Whether or not the plaintiff was contributorily negligent in riding on the transplanter without the U-shaped exhaust pipe being in place, or whether or not the plaintiff's husband was negligent in using the machinery without the U-shaped exhaust pipe, and whether or not the negligence of either or both the plaintiff and her husband was the proximate cause in fact of the plaintiff's injuries, are questions for the jury. The plaintiff, however, alleged that both she and her husband were ignorant of the fact that exhaust fumes from the tractor contained the lethal carbon monoxide gas and that it was dangerous to work on the transplanter, drawn by the tractor, without the U-shaped exhaust pipe in place; and as against demurrer these allegations must be taken as true.
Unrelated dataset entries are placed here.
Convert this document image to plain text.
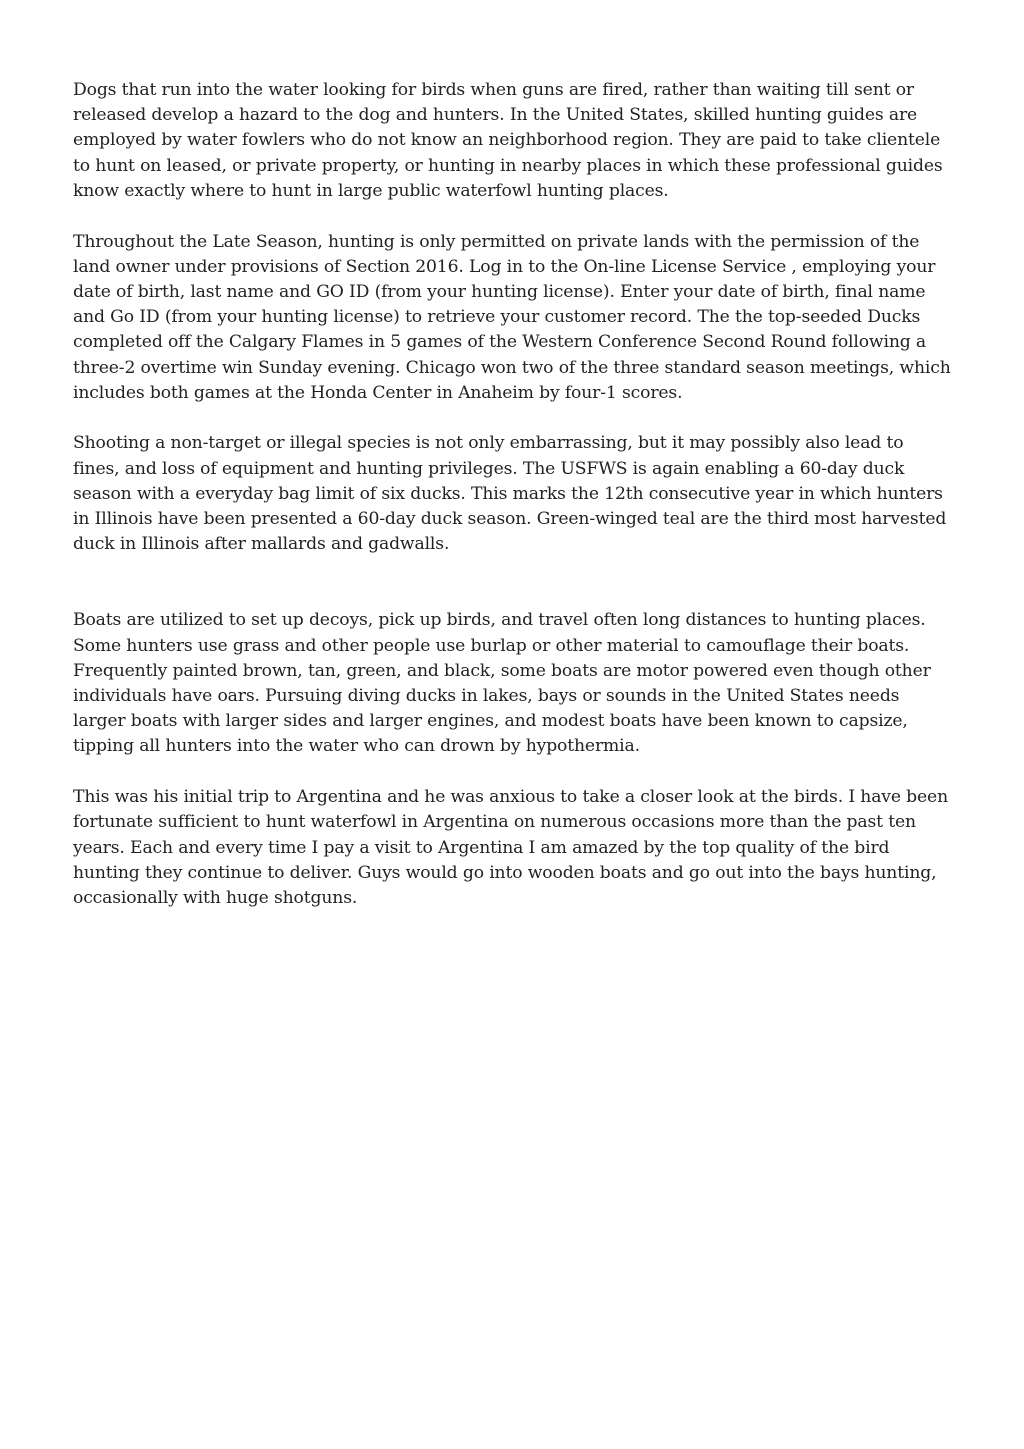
Dogs that run into the water looking for birds when guns are fired, rather than waiting till sent or released develop a hazard to the dog and hunters. In the United States, skilled hunting guides are employed by water fowlers who do not know an neighborhood region. They are paid to take clientele to hunt on leased, or private property, or hunting in nearby places in which these professional guides know exactly where to hunt in large public waterfowl hunting places.

Throughout the Late Season, hunting is only permitted on private lands with the permission of the land owner under provisions of Section 2016. Log in to the On-line License Service , employing your date of birth, last name and GO ID (from your hunting license). Enter your date of birth, final name and Go ID (from your hunting license) to retrieve your customer record. The the top-seeded Ducks completed off the Calgary Flames in 5 games of the Western Conference Second Round following a three-2 overtime win Sunday evening. Chicago won two of the three standard season meetings, which includes both games at the Honda Center in Anaheim by four-1 scores.

Shooting a non-target or illegal species is not only embarrassing, but it may possibly also lead to fines, and loss of equipment and hunting privileges. The USFWS is again enabling a 60-day duck season with a everyday bag limit of six ducks. This marks the 12th consecutive year in which hunters in Illinois have been presented a 60-day duck season. Green-winged teal are the third most harvested duck in Illinois after mallards and gadwalls.

Boats are utilized to set up decoys, pick up birds, and travel often long distances to hunting places. Some hunters use grass and other people use burlap or other material to camouflage their boats. Frequently painted brown, tan, green, and black, some boats are motor powered even though other individuals have oars. Pursuing diving ducks in lakes, bays or sounds in the United States needs larger boats with larger sides and larger engines, and modest boats have been known to capsize, tipping all hunters into the water who can drown by hypothermia.

This was his initial trip to Argentina and he was anxious to take a closer look at the birds. I have been fortunate sufficient to hunt waterfowl in Argentina on numerous occasions more than the past ten years. Each and every time I pay a visit to Argentina I am amazed by the top quality of the bird hunting they continue to deliver. Guys would go into wooden boats and go out into the bays hunting, occasionally with huge shotguns.
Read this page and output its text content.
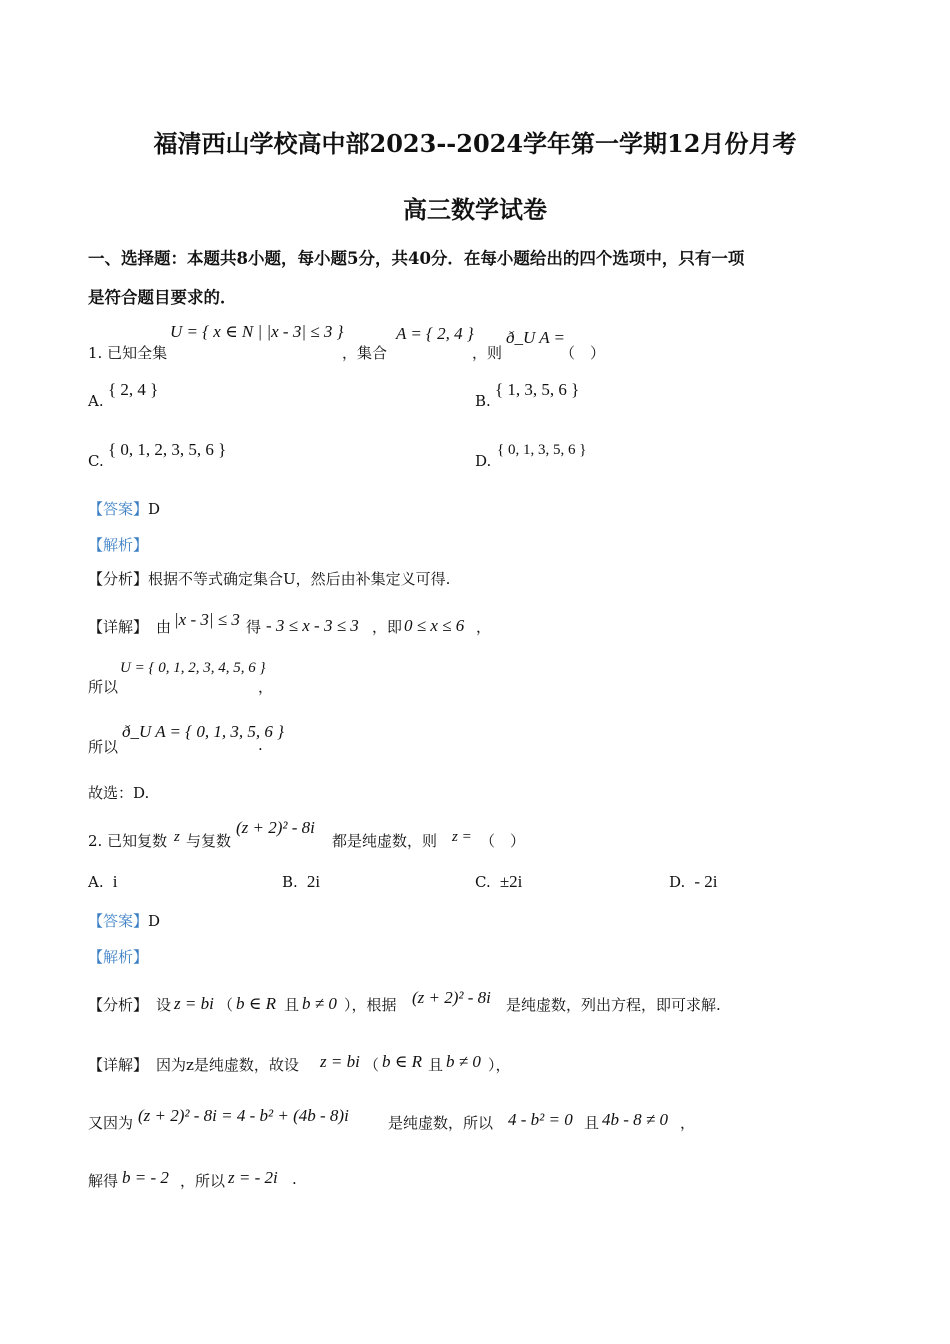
福清西山学校高中部2023--2024学年第一学期12月份月考
高三数学试卷
一、选择题：本题共8小题，每小题5分，共40分．在每小题给出的四个选项中，只有一项
是符合题目要求的．
1. 已知全集
U = { x ∈ N | |x - 3| ≤ 3 }
，集合
A = { 2, 4 }
，则
ð_U A =
（　）
A.
{ 2, 4 }
B.
{ 1, 3, 5, 6 }
C.
{ 0, 1, 2, 3, 5, 6 }
D.
{ 0, 1, 3, 5, 6 }
【答案】D
【解析】
【分析】根据不等式确定集合U，然后由补集定义可得.
【详解】 由 |x - 3| ≤ 3 得 - 3 ≤ x - 3 ≤ 3 ，即 0 ≤ x ≤ 6 ，
所以
U = { 0, 1, 2, 3, 4, 5, 6 }
，
所以
ð_U A = { 0, 1, 3, 5, 6 }
.
故选：D.
2. 已知复数 z 与复数
(z + 2)² - 8i
都是纯虚数，则 z = （　）
A. i	B. 2i	C. ±2i	D. - 2i
【答案】D
【解析】
【分析】 设 z = bi （ b ∈ R 且 b ≠ 0 ），根据 (z + 2)² - 8i 是纯虚数，列出方程，即可求解.
【详解】 因为z是纯虚数，故设 z = bi （ b ∈ R 且 b ≠ 0 ），
又因为 (z + 2)² - 8i = 4 - b² + (4b - 8)i	是纯虚数，所以 4 - b² = 0 且 4b - 8 ≠ 0 ，
解得 b = - 2 ，所以 z = - 2i .
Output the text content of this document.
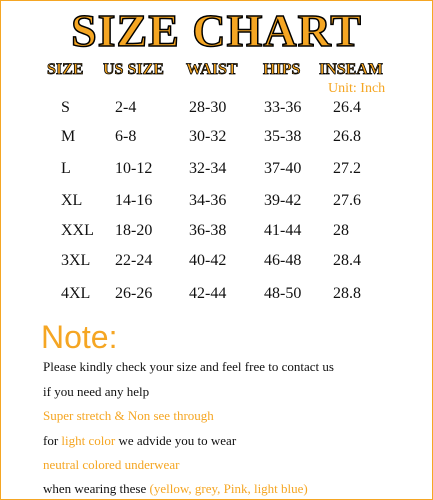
SIZE CHART
SIZE US SIZE WAIST HIPS INSEAM
Unit: Inch
S	2-4	28-30 33-36 26.4
M 6-8	30-32 35-38 26.8
L	10-12 32-34 37-40 27.2
XL 14-16 34-36 39-42 27.6
XXL 18-20 36-38 41-44 28
3XL 22-24 40-42 46-48 28.4
4XL 26-26 42-44 48-50 28.8
Note:
Please kindly check your size and feel free to contact us
if you need any help
Super stretch & Non see through
for light color we advide you to wear
neutral colored underwear
when wearing these (yellow, grey, Pink, light blue)
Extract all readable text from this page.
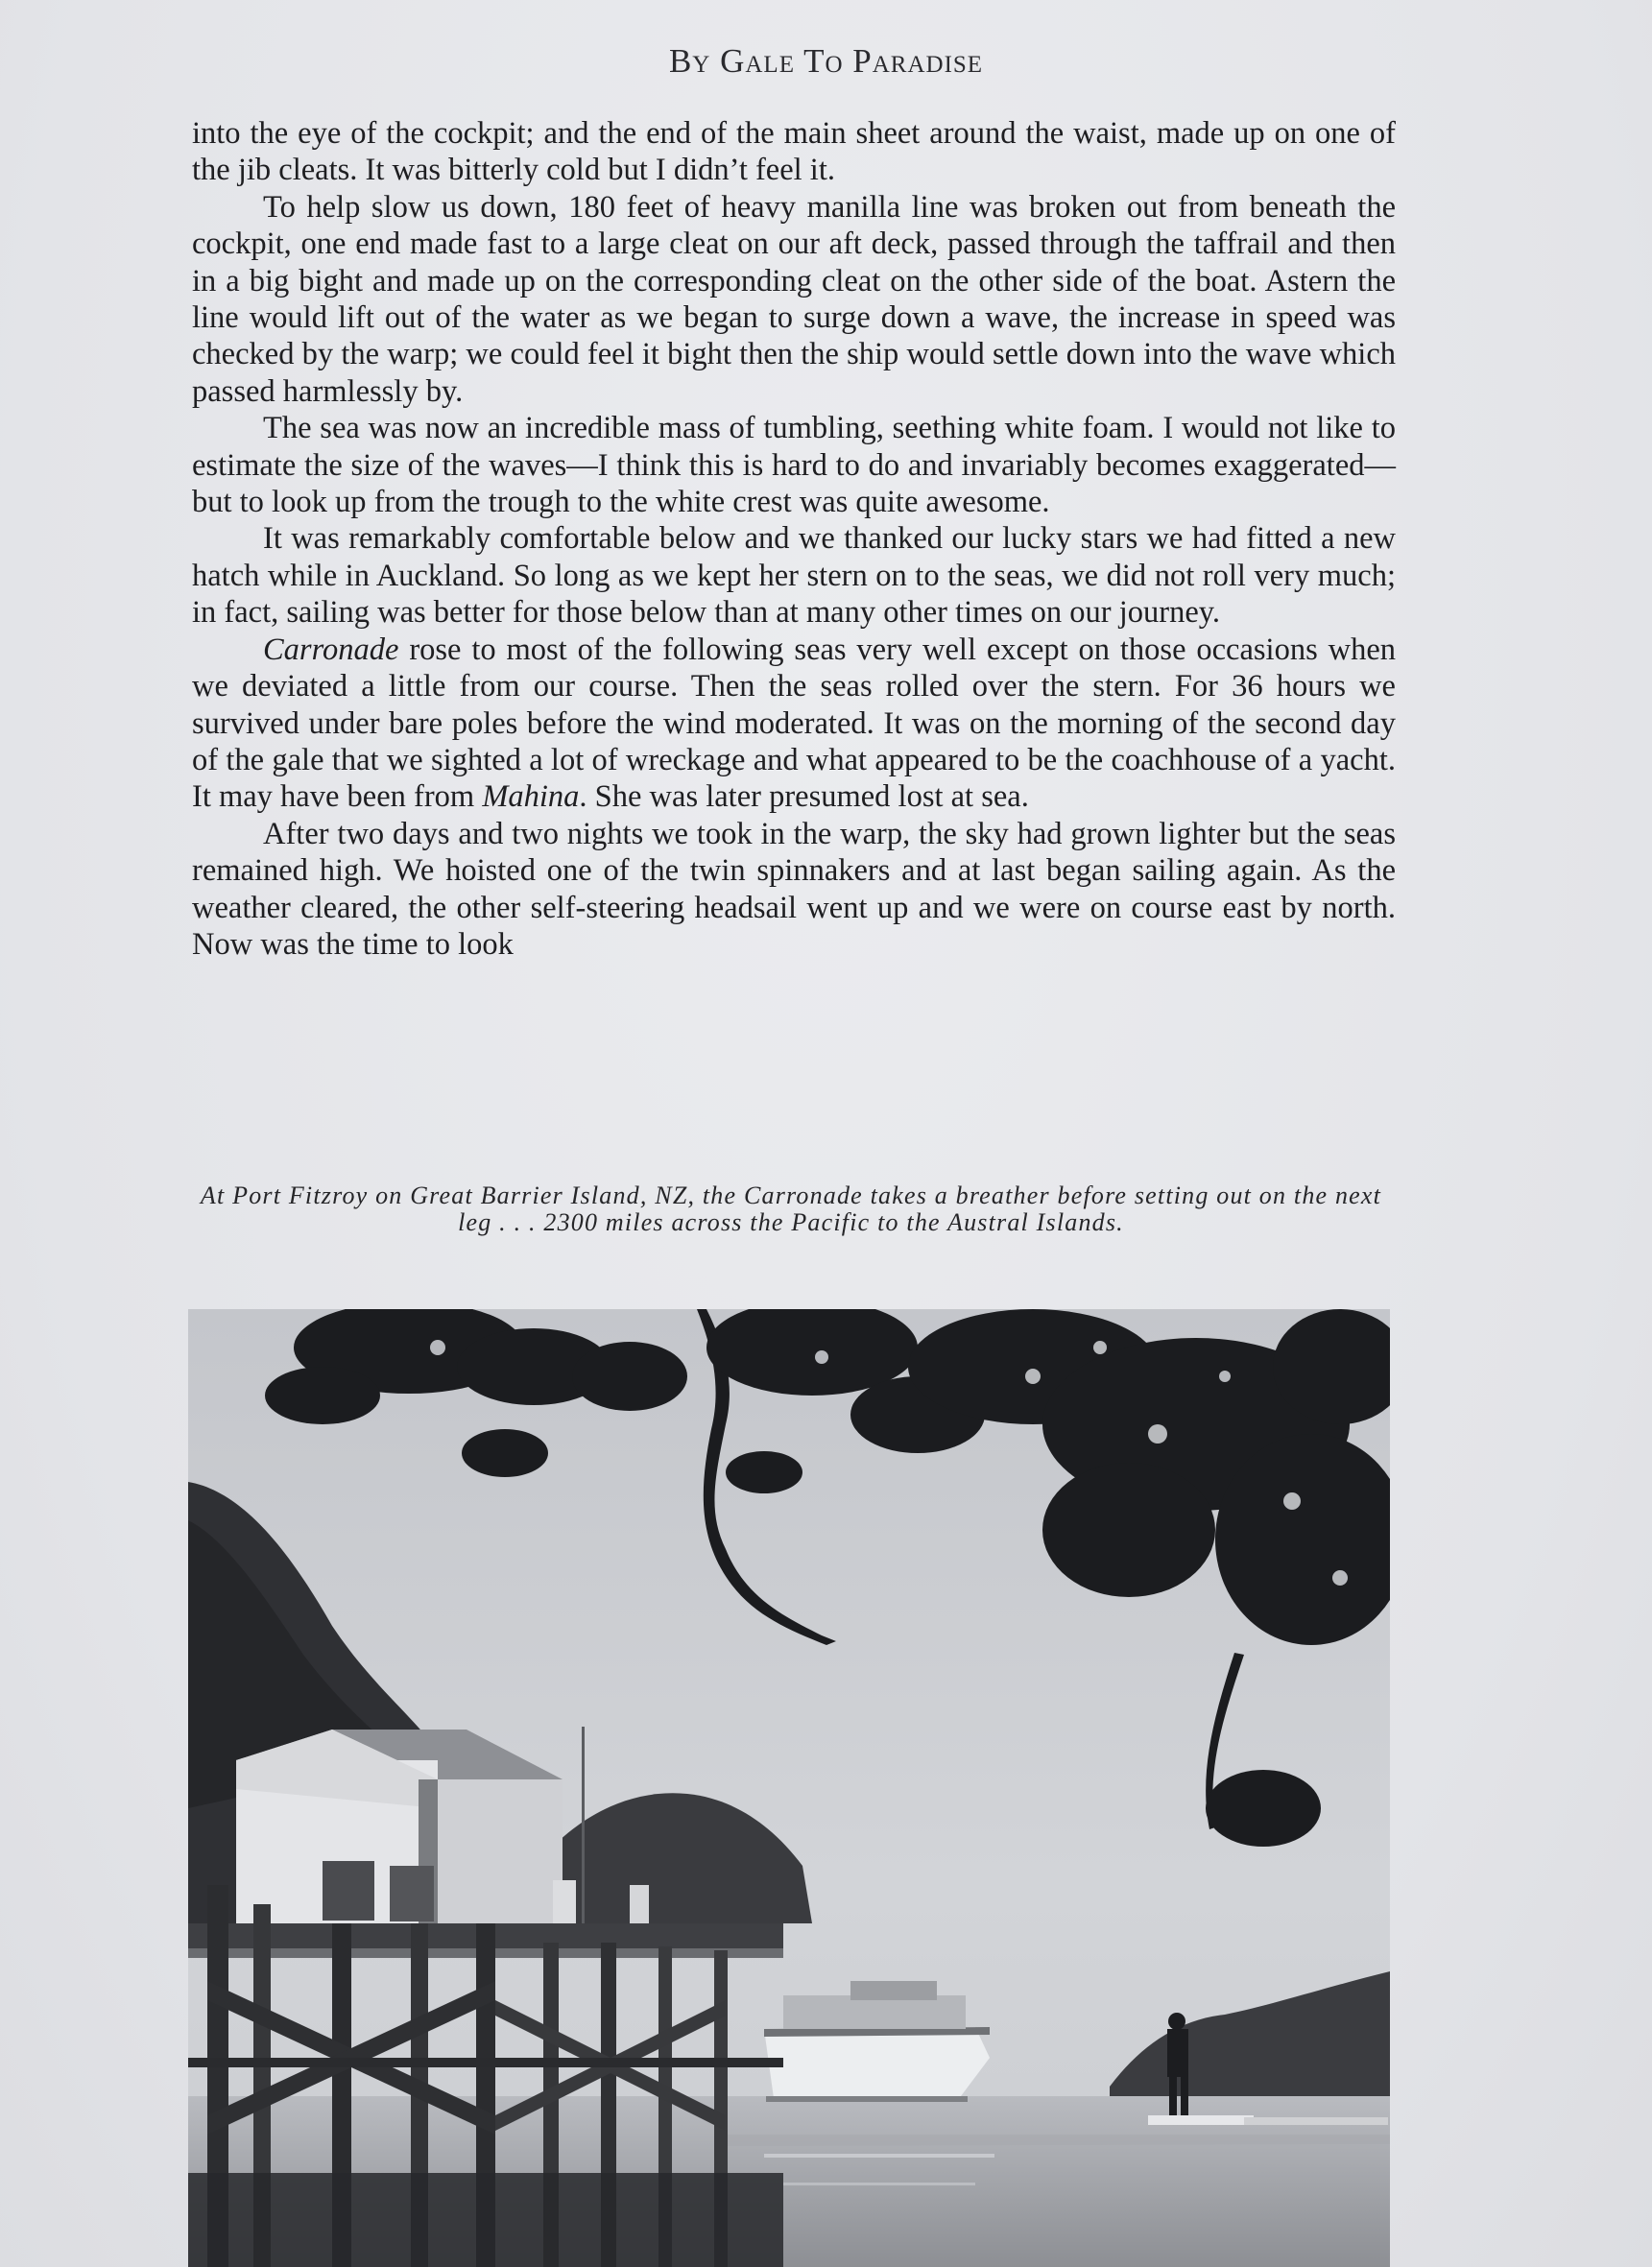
By Gale To Paradise

into the eye of the cockpit; and the end of the main sheet around the waist, made up on one of the jib cleats. It was bitterly cold but I didn’t feel it.

To help slow us down, 180 feet of heavy manilla line was broken out from beneath the cockpit, one end made fast to a large cleat on our aft deck, passed through the taffrail and then in a big bight and made up on the corresponding cleat on the other side of the boat. Astern the line would lift out of the water as we began to surge down a wave, the increase in speed was checked by the warp; we could feel it bight then the ship would settle down into the wave which passed harmlessly by.

The sea was now an incredible mass of tumbling, seething white foam. I would not like to estimate the size of the waves—I think this is hard to do and invariably becomes exaggerated—but to look up from the trough to the white crest was quite awesome.

It was remarkably comfortable below and we thanked our lucky stars we had fitted a new hatch while in Auckland. So long as we kept her stern on to the seas, we did not roll very much; in fact, sailing was better for those below than at many other times on our journey.

Carronade rose to most of the following seas very well except on those occasions when we deviated a little from our course. Then the seas rolled over the stern. For 36 hours we survived under bare poles before the wind moderated. It was on the morning of the second day of the gale that we sighted a lot of wreckage and what appeared to be the coachhouse of a yacht. It may have been from Mahina. She was later presumed lost at sea.

After two days and two nights we took in the warp, the sky had grown lighter but the seas remained high. We hoisted one of the twin spinnakers and at last began sailing again. As the weather cleared, the other self-steering headsail went up and we were on course east by north. Now was the time to look

At Port Fitzroy on Great Barrier Island, NZ, the Carronade takes a breather before setting out on the next leg . . . 2300 miles across the Pacific to the Austral Islands.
The defendant relies particularly on the case of Ford Motor Co. v. Wagoner, 183 Tenn. 392 (192 S.W. 2d, 840, 164 A. L. R. 364). That case, as well as the other cases cited by the defendant *544 in its briefs, is distinguishable by the particular facts involved.

The court did not err in overruling the general demurrer to the petition, and the assignments of error on the overruling of the special demurrers were expressly abandoned by counsel for the defendant.

Judgment affirmed. Gardner, P. J., and Townsend, J., concur.